A god amongst writers has fallen.

When Ray Harryhausen died, that was a tough day.  Not many people in my generation got the chance to be raised on the mans work like I was.  Thankfully, I had a father that saw fit to expose me to his films.  The fact that the man no longer walks the earth still hasn’t settled in with me.

If Harryhausen was the godfather of movie magic and special effects, then Richard Matheson was the simply a god amongst writers.  Little did I know when I was a kid, and my dad was showing me old Twilight Zone episodes and trying to freak me out with Trilogy of Terror that one man was behind most of it.  That man was Matheson.

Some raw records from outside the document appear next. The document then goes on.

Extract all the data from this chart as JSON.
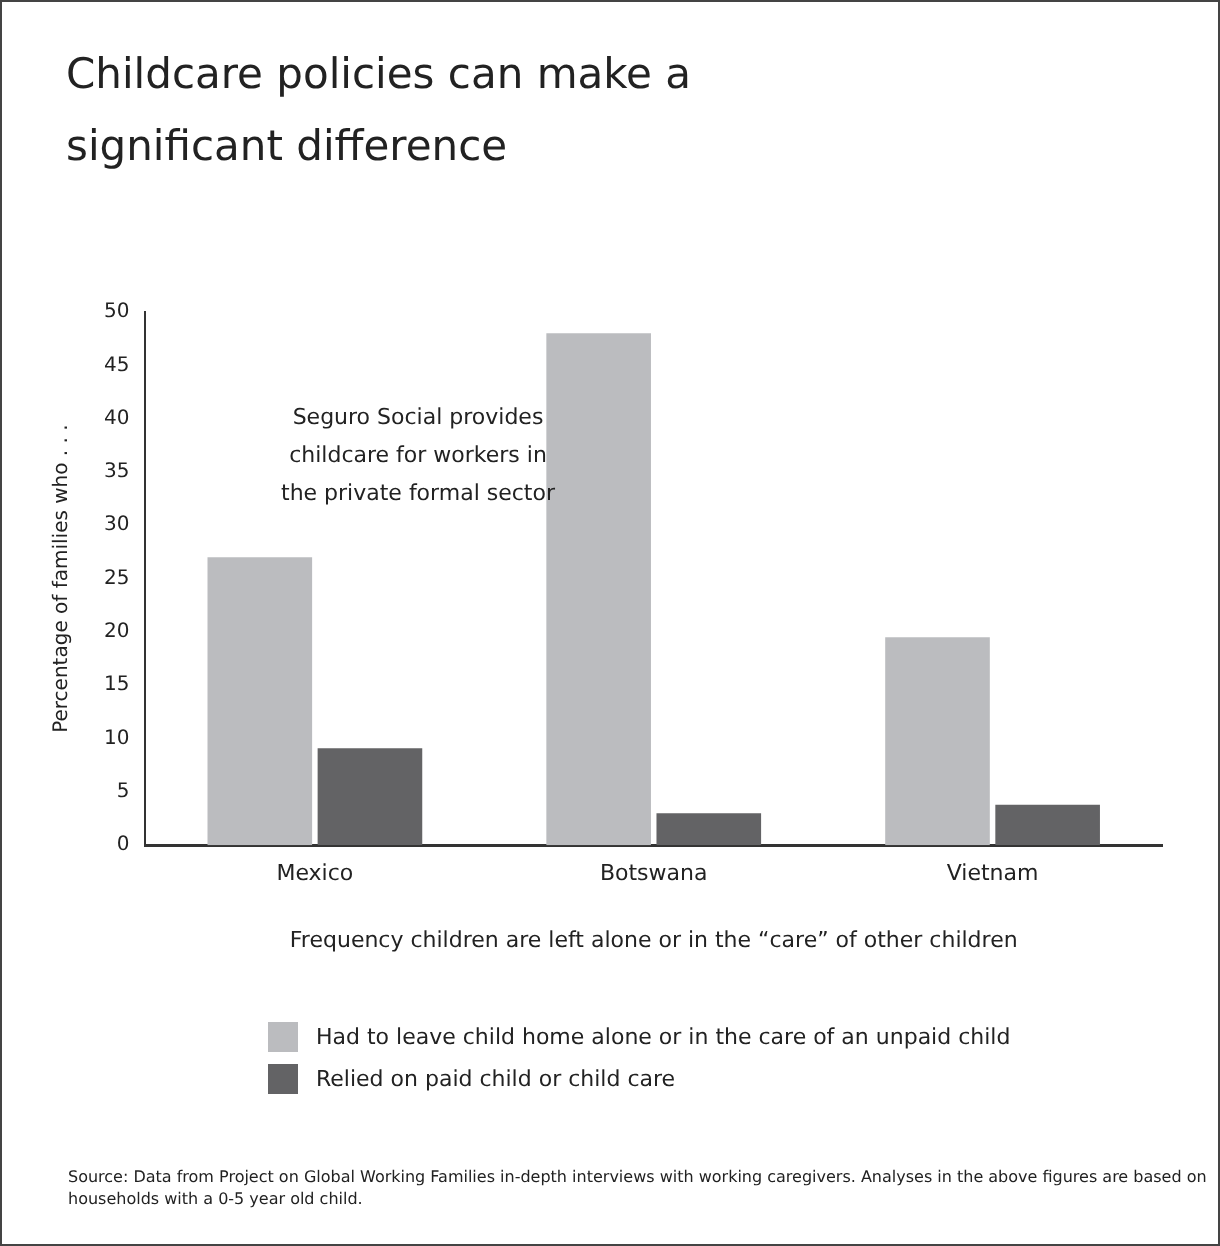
{
  "chart_data": {
    "type": "bar",
    "title": "Childcare policies can make a significant difference",
    "xlabel": "Frequency children are left alone or in the “care” of other children",
    "ylabel": "Percentage of families who . . .",
    "categories": [
      "Mexico",
      "Botswana",
      "Vietnam"
    ],
    "series": [
      {
        "name": "Had to leave child home alone or in the care of an unpaid child",
        "color": "#bbbcbf",
        "values": [
          27,
          48,
          19.5
        ]
      },
      {
        "name": "Relied on paid child or child care",
        "color": "#636365",
        "values": [
          9.1,
          3,
          3.8
        ]
      }
    ],
    "ylim": [
      0,
      50
    ],
    "yticks": [
      0,
      5,
      10,
      15,
      20,
      25,
      30,
      35,
      40,
      45,
      50
    ],
    "grid": false,
    "legend": "bottom",
    "annotations": [
      "Seguro Social provides childcare for workers in the private formal sector",
      "Source: Data from Project on Global Working Families in-depth interviews with working caregivers. Analyses in the above figures are based on households with a 0-5 year  old child."
    ]
  }
}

Richard Matheson was a one of a kind writer.  Unique in his tales of horror, scifi, fantasy. He was never held down by one specific genre. He wrote numerous books and short stories that ended up being adapted, by the man himself, for the Twilight Zone.  Episodes like Steel (That inspired Real Steel), Little Lost Girl, and possibly his most famous, A Nightmare at 20,000 feet.  (There’s something one the wing!)  He wrote screenplays for the telemovies of Kolchak the Night Stalker, the western Lawman, and even wrote an episode of the original Star Trek “The Enemy Within”.  In the 70’s many of his short stories found themselves as made for TV films.  Most famously were Trilogy of Terror, which featured Karen Black fighting off a possessed Zuni fetish doll, and more importantly, he wrote the film that would start the career of a young upstart director named Steven Spielberg with Duel.


Suspense was his art.  Terror was his brush strokes.  He commanded an unique voice amongst literature by added s bit of realism to the supernatural.  Most famously perhaps in his most well known work of all time, I Am Legend.  The tale of the last normal man on Earth surrounded by Vampires.  Not zombies, but Vampires.  His take on the Nosferatu was spelled out in the pages of his opus as not a curse, but by a germ.  Predating the Zombie craze by ten years when George Romero, who cited Matheson’s work as inspiration, would create Night of the Living Dead.  The book would go on to be adapted 3 times.  The Last Man on Earth starring Vincent Price, Omega Man starring Charlton Heston, and most recently, I Am Legend starring Will Smith. While all had their unique take on the source material, no one has yet to properly adapt that book in my opinion.

Matheson left behind a variable kings ransom of work that has forever influenced the literary and film world as we know.  With out Matheson, people like Ann Rice or Stephen King might not be who they are today.  The man’s career spanned a whopping 60 years, and he was still going up until his death yesterday.

No details on what finally took him from the world, but he was 87.

Matheson will always live on in his works.  He will, ironically, go down in history, as a legend.